MORGANTOWN, W.Va. — West Virginia fans are loyal, but when they feel that loyalty has been broken, they will let you know.
Every time Jalen Bridges touched the basketball in Baylor’s win over West Virginia, he was greeted with a barrage of boos from the Mountaineer student section. From their perspective, it’s an understandable response as the Fairmont native had been one of them just a few months before, entering the portal and leapfrogging a conference rival.
From a basketball perspective, the Mountaineers have much more to focus on than an individual player on the opposing team. Before the game, they downplayed the story of a Bridges homecoming, with coach Bob Huggins scoffing at the very idea that it could have existed.
“No, unless you do,” he said Tuesday.
Huggins’ supporters, on the other hand, have made it very clear how they feel about Bridges’ return. Maniac hikers called the striker their “Bum of the Game”, which indicates an opposing player who should be paid special attention from the student section in relation to his teammates.

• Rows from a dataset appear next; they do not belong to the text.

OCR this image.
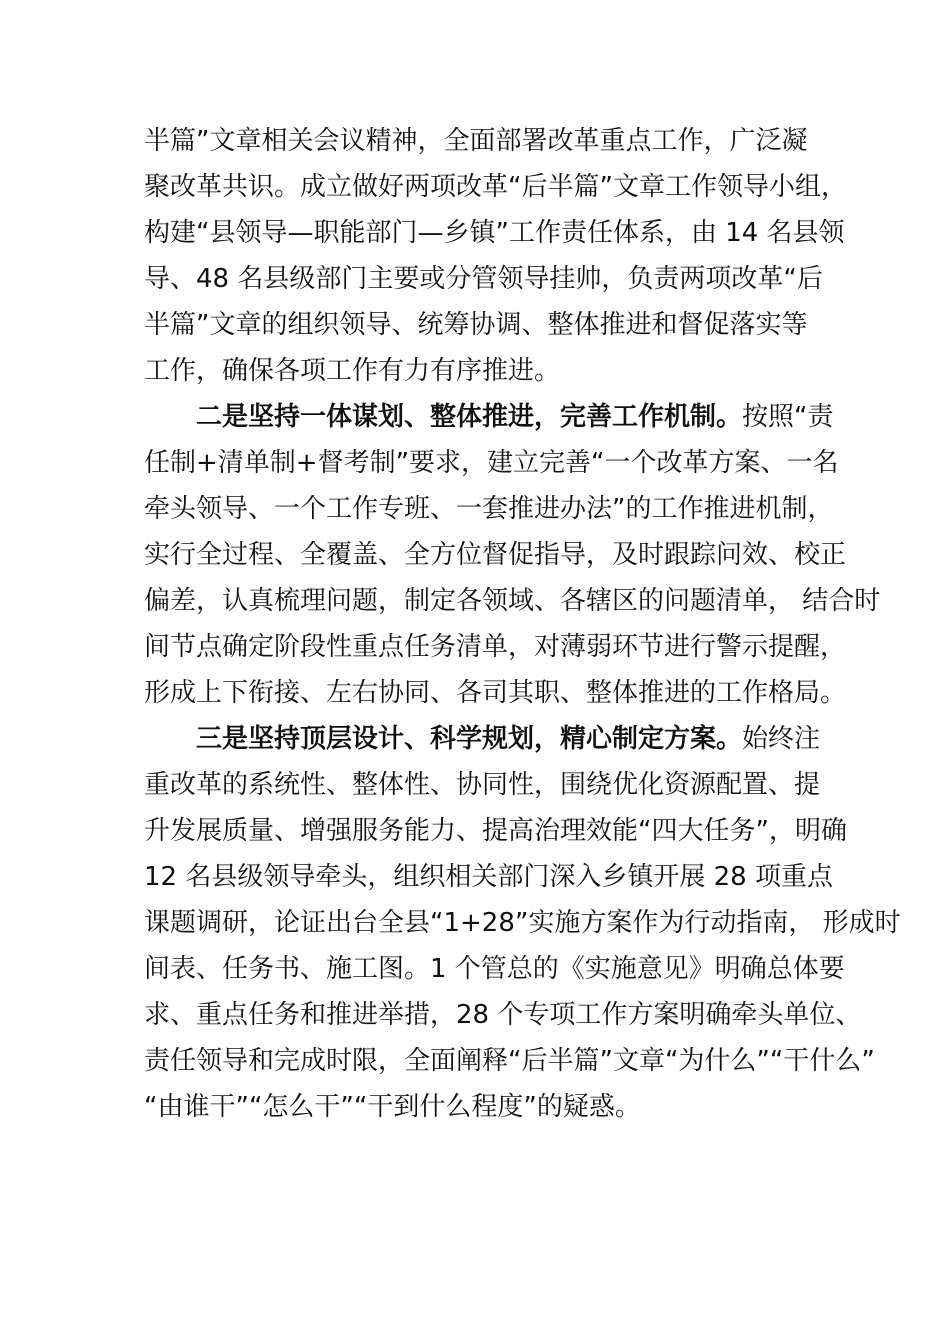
半篇”文章相关会议精神，全面部署改革重点工作，广泛凝
聚改革共识。成立做好两项改革“后半篇”文章工作领导小组，
构建“县领导—职能部门—乡镇”工作责任体系，由 14 名县领
导、48 名县级部门主要或分管领导挂帅，负责两项改革“后
半篇”文章的组织领导、统筹协调、整体推进和督促落实等
工作，确保各项工作有力有序推进。
二是坚持一体谋划、整体推进，完善工作机制。按照“责
任制+清单制+督考制”要求，建立完善“一个改革方案、一名
牵头领导、一个工作专班、一套推进办法”的工作推进机制，
实行全过程、全覆盖、全方位督促指导，及时跟踪问效、校正
偏差，认真梳理问题，制定各领域、各辖区的问题清单， 结合时
间节点确定阶段性重点任务清单，对薄弱环节进行警示提醒，
形成上下衔接、左右协同、各司其职、整体推进的工作格局。
三是坚持顶层设计、科学规划，精心制定方案。始终注
重改革的系统性、整体性、协同性，围绕优化资源配置、提
升发展质量、增强服务能力、提高治理效能“四大任务”，明确
12 名县级领导牵头，组织相关部门深入乡镇开展 28 项重点
课题调研，论证出台全县“1+28”实施方案作为行动指南， 形成时
间表、任务书、施工图。1 个管总的《实施意见》明确总体要
求、重点任务和推进举措，28 个专项工作方案明确牵头单位、
责任领导和完成时限，全面阐释“后半篇”文章“为什么”“干什么”
“由谁干”“怎么干”“干到什么程度”的疑惑。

They even printed wanted posters for Bridges, who they called a “traitor” who was “guilty of abandoning the Mountaineer Nation.” (He later made a poster his profile picture on Twitter.)
“Judas Iscariot.” Benedict Arnold. Rich Rodriguez,” the Maniacs wrote. “Jalen Bridges.”

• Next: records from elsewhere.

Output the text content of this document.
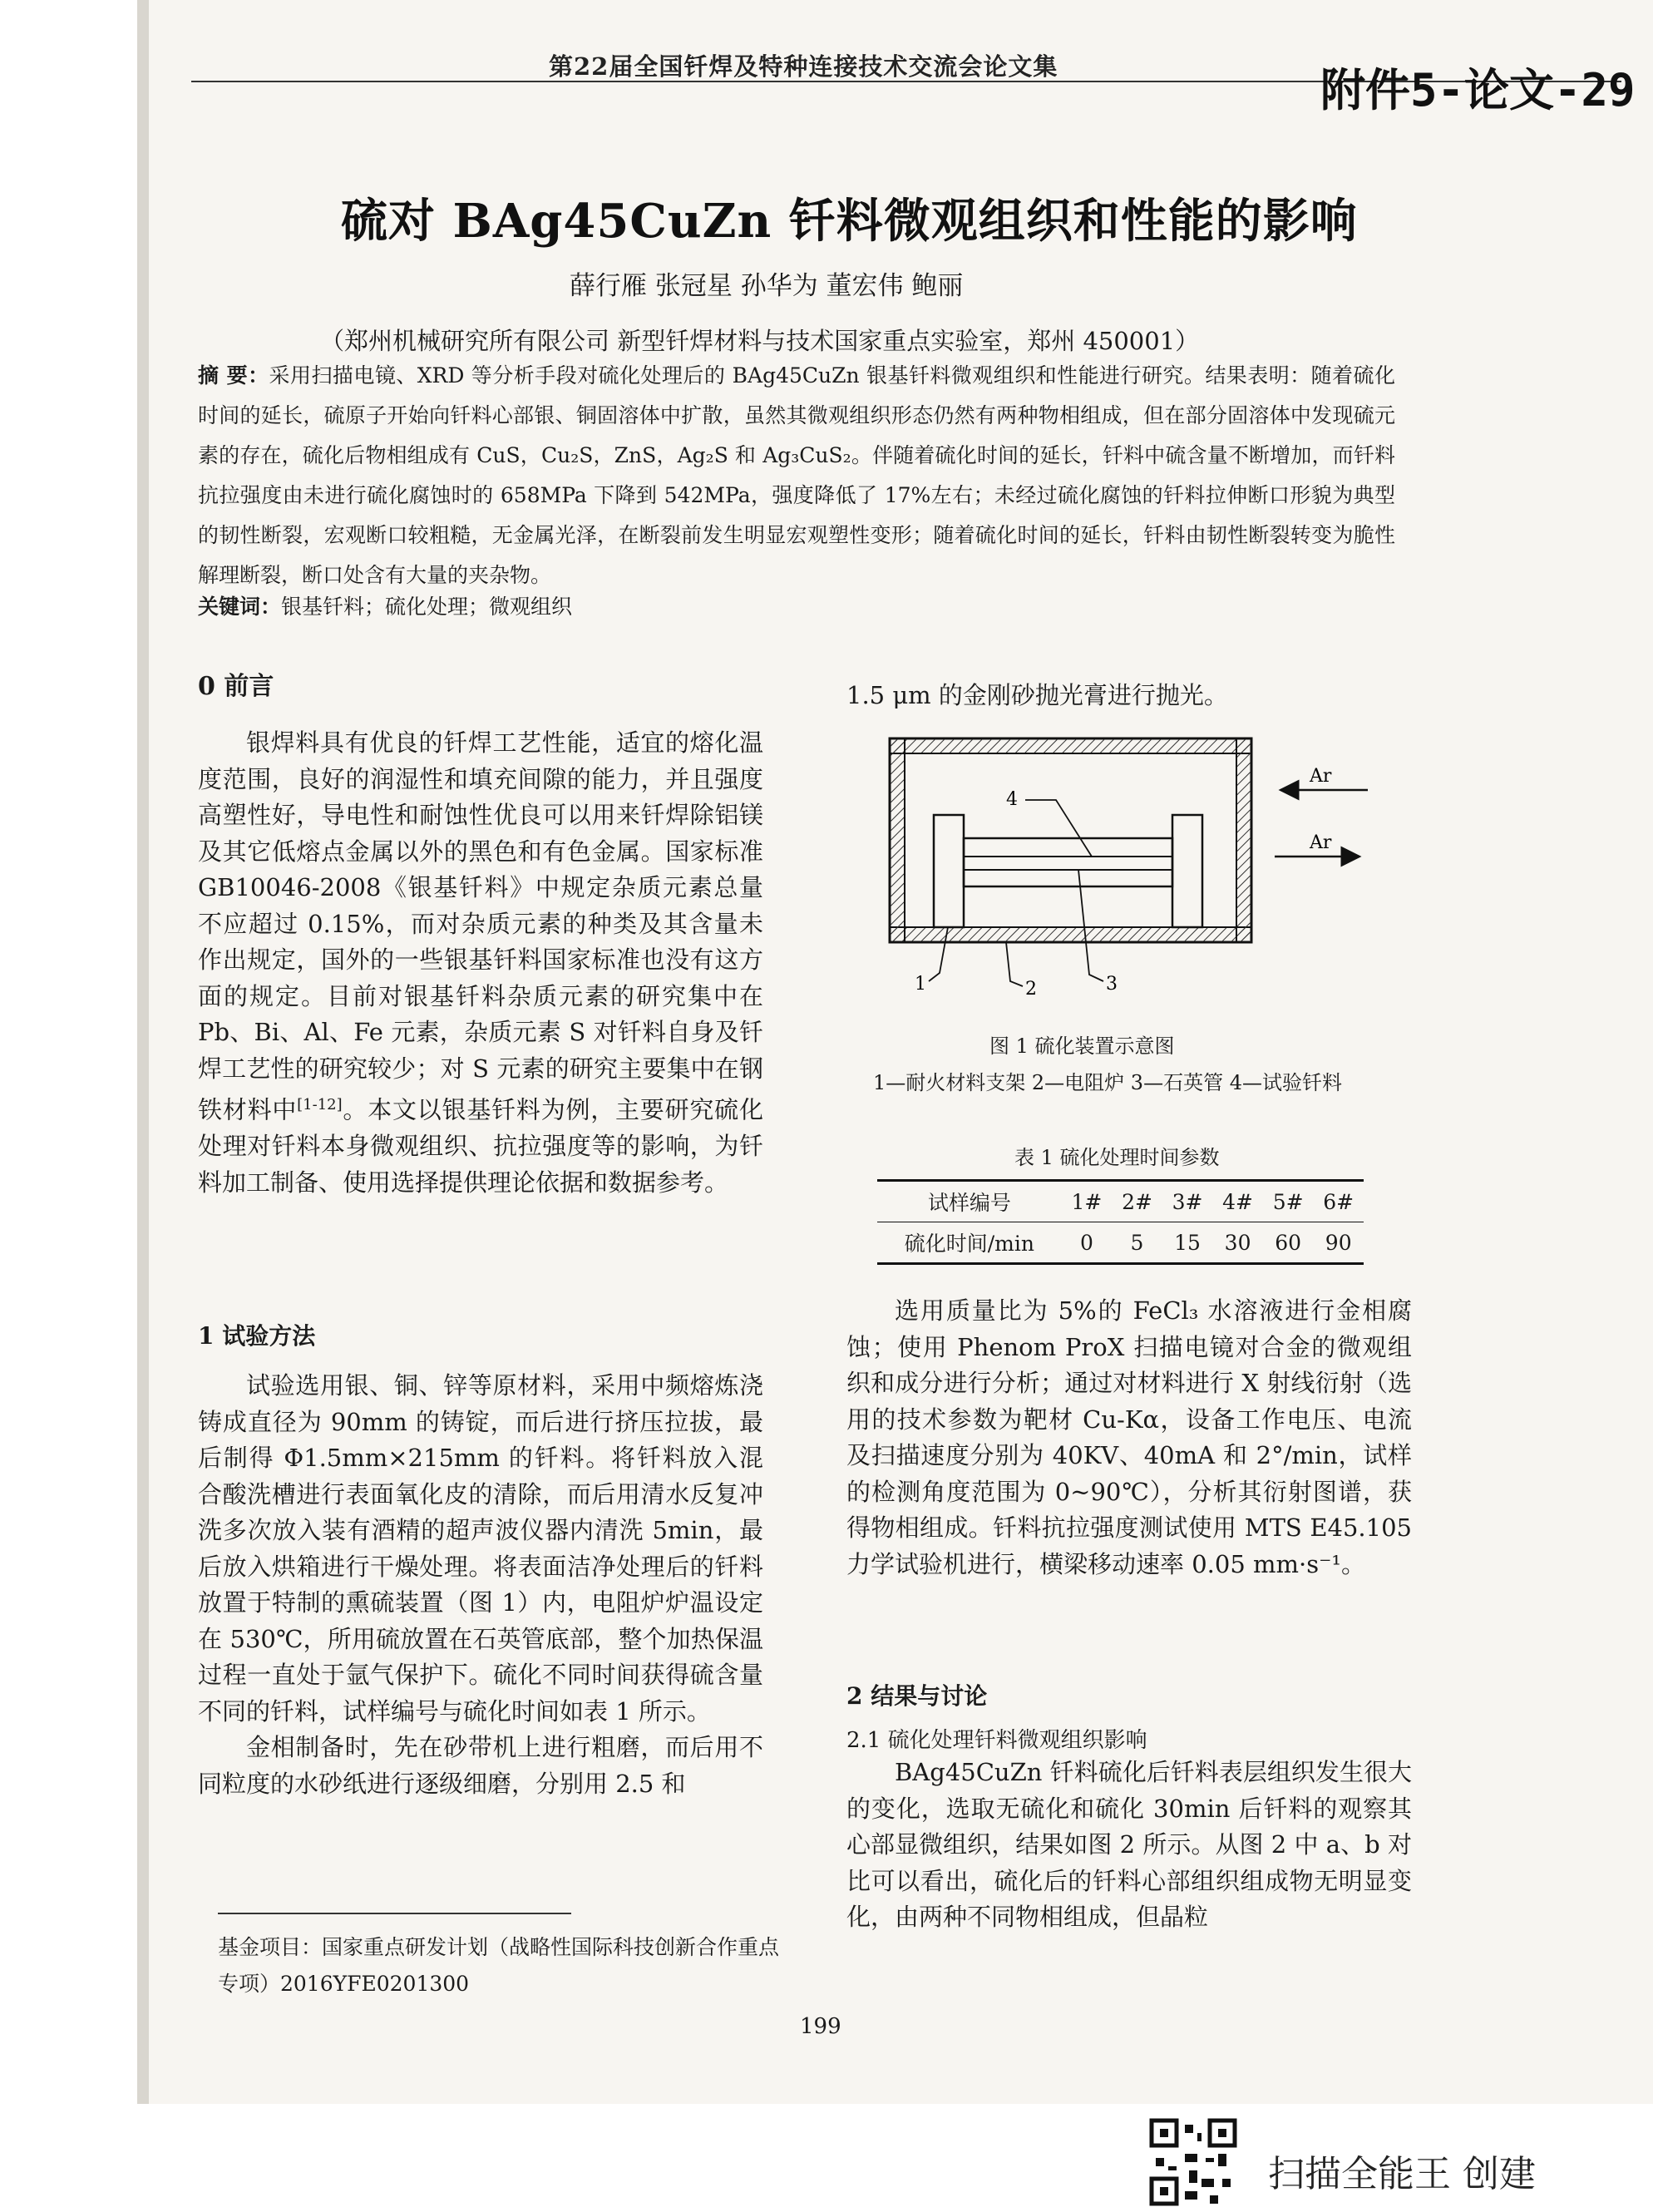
第22届全国钎焊及特种连接技术交流会论文集	附件5-论文-29
硫对 BAg45CuZn 钎料微观组织和性能的影响
薛行雁 张冠星 孙华为 董宏伟 鲍丽
（郑州机械研究所有限公司 新型钎焊材料与技术国家重点实验室，郑州 450001）
摘 要：采用扫描电镜、XRD 等分析手段对硫化处理后的 BAg45CuZn 银基钎料微观组织和性能进行研究。结果表明：随着硫化时间的延长，硫原子开始向钎料心部银、铜固溶体中扩散，虽然其微观组织形态仍然有两种物相组成，但在部分固溶体中发现硫元素的存在，硫化后物相组成有 CuS，Cu₂S，ZnS，Ag₂S 和 Ag₃CuS₂。伴随着硫化时间的延长，钎料中硫含量不断增加，而钎料抗拉强度由未进行硫化腐蚀时的 658MPa 下降到 542MPa，强度降低了 17%左右；未经过硫化腐蚀的钎料拉伸断口形貌为典型的韧性断裂，宏观断口较粗糙，无金属光泽，在断裂前发生明显宏观塑性变形；随着硫化时间的延长，钎料由韧性断裂转变为脆性解理断裂，断口处含有大量的夹杂物。
关键词：银基钎料；硫化处理；微观组织
0 前言

银焊料具有优良的钎焊工艺性能，适宜的熔化温度范围，良好的润湿性和填充间隙的能力，并且强度高塑性好，导电性和耐蚀性优良可以用来钎焊除铝镁及其它低熔点金属以外的黑色和有色金属。国家标准 GB10046-2008《银基钎料》中规定杂质元素总量不应超过 0.15%，而对杂质元素的种类及其含量未作出规定，国外的一些银基钎料国家标准也没有这方面的规定。目前对银基钎料杂质元素的研究集中在 Pb、Bi、Al、Fe 元素，杂质元素 S 对钎料自身及钎焊工艺性的研究较少；对 S 元素的研究主要集中在钢铁材料中[1-12]。本文以银基钎料为例，主要研究硫化处理对钎料本身微观组织、抗拉强度等的影响，为钎料加工制备、使用选择提供理论依据和数据参考。

1 试验方法

试验选用银、铜、锌等原材料，采用中频熔炼浇铸成直径为 90mm 的铸锭，而后进行挤压拉拔，最后制得 Φ1.5mm×215mm 的钎料。将钎料放入混合酸洗槽进行表面氧化皮的清除，而后用清水反复冲洗多次放入装有酒精的超声波仪器内清洗 5min，最后放入烘箱进行干燥处理。将表面洁净处理后的钎料放置于特制的熏硫装置（图 1）内，电阻炉炉温设定在 530℃，所用硫放置在石英管底部，整个加热保温过程一直处于氩气保护下。硫化不同时间获得硫含量不同的钎料，试样编号与硫化时间如表 1 所示。

金相制备时，先在砂带机上进行粗磨，而后用不同粒度的水砂纸进行逐级细磨，分别用 2.5 和

基金项目：国家重点研发计划（战略性国际科技创新合作重点专项）2016YFE0201300
1.5 μm 的金刚砂抛光膏进行抛光。
Ar
Ar
4
1	2	3
图 1 硫化装置示意图
1—耐火材料支架 2—电阻炉 3—石英管 4—试验钎料
表 1 硫化处理时间参数
试样编号	1#	2#	3#	4#	5#	6#
硫化时间/min	0	5	15	30	60	90

选用质量比为 5%的 FeCl₃ 水溶液进行金相腐蚀；使用 Phenom ProX 扫描电镜对合金的微观组织和成分进行分析；通过对材料进行 X 射线衍射（选用的技术参数为靶材 Cu-Kα，设备工作电压、电流及扫描速度分别为 40KV、40mA 和 2°/min，试样的检测角度范围为 0~90℃），分析其衍射图谱，获得物相组成。钎料抗拉强度测试使用 MTS E45.105 力学试验机进行，横梁移动速率 0.05 mm·s⁻¹。

2 结果与讨论
2.1 硫化处理钎料微观组织影响

BAg45CuZn 钎料硫化后钎料表层组织发生很大的变化，选取无硫化和硫化 30min 后钎料的观察其心部显微组织，结果如图 2 所示。从图 2 中 a、b 对比可以看出，硫化后的钎料心部组织组成物无明显变化，由两种不同物相组成，但晶粒

199
扫描全能王 创建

For Bridges, it all comes with the territory. The West Virginian even seemed to enjoy it and knew what to expect when he took the field.
“Playing here for three years, I kind of knew what it was like for the opposing team to come here,” Bridges said. “I knew that every game someone gets booed, it just happened to be me tonight obviously because I went here.”
Bridges played a physical game, recording a double-double with 10 points and 11 rebounds, his highest total at the WVU Coliseum. That helped the Bears to their first Big 12 win of the season.
After the game, he praised the fans in Morgantown.
“It’s one of the best atmospheres you can play in in this sport, in college basketball,” Bridges said. “And, you know, my teammates had my back tonight, and we just trusted the Lord to go out there and play hard, and if we win, we win, that’s God’s will. We won, it is God’s will.”
However, before he left the country, he made sure to leave one parting jab at the Mountaineers in a tweet, announcing “Take me home.”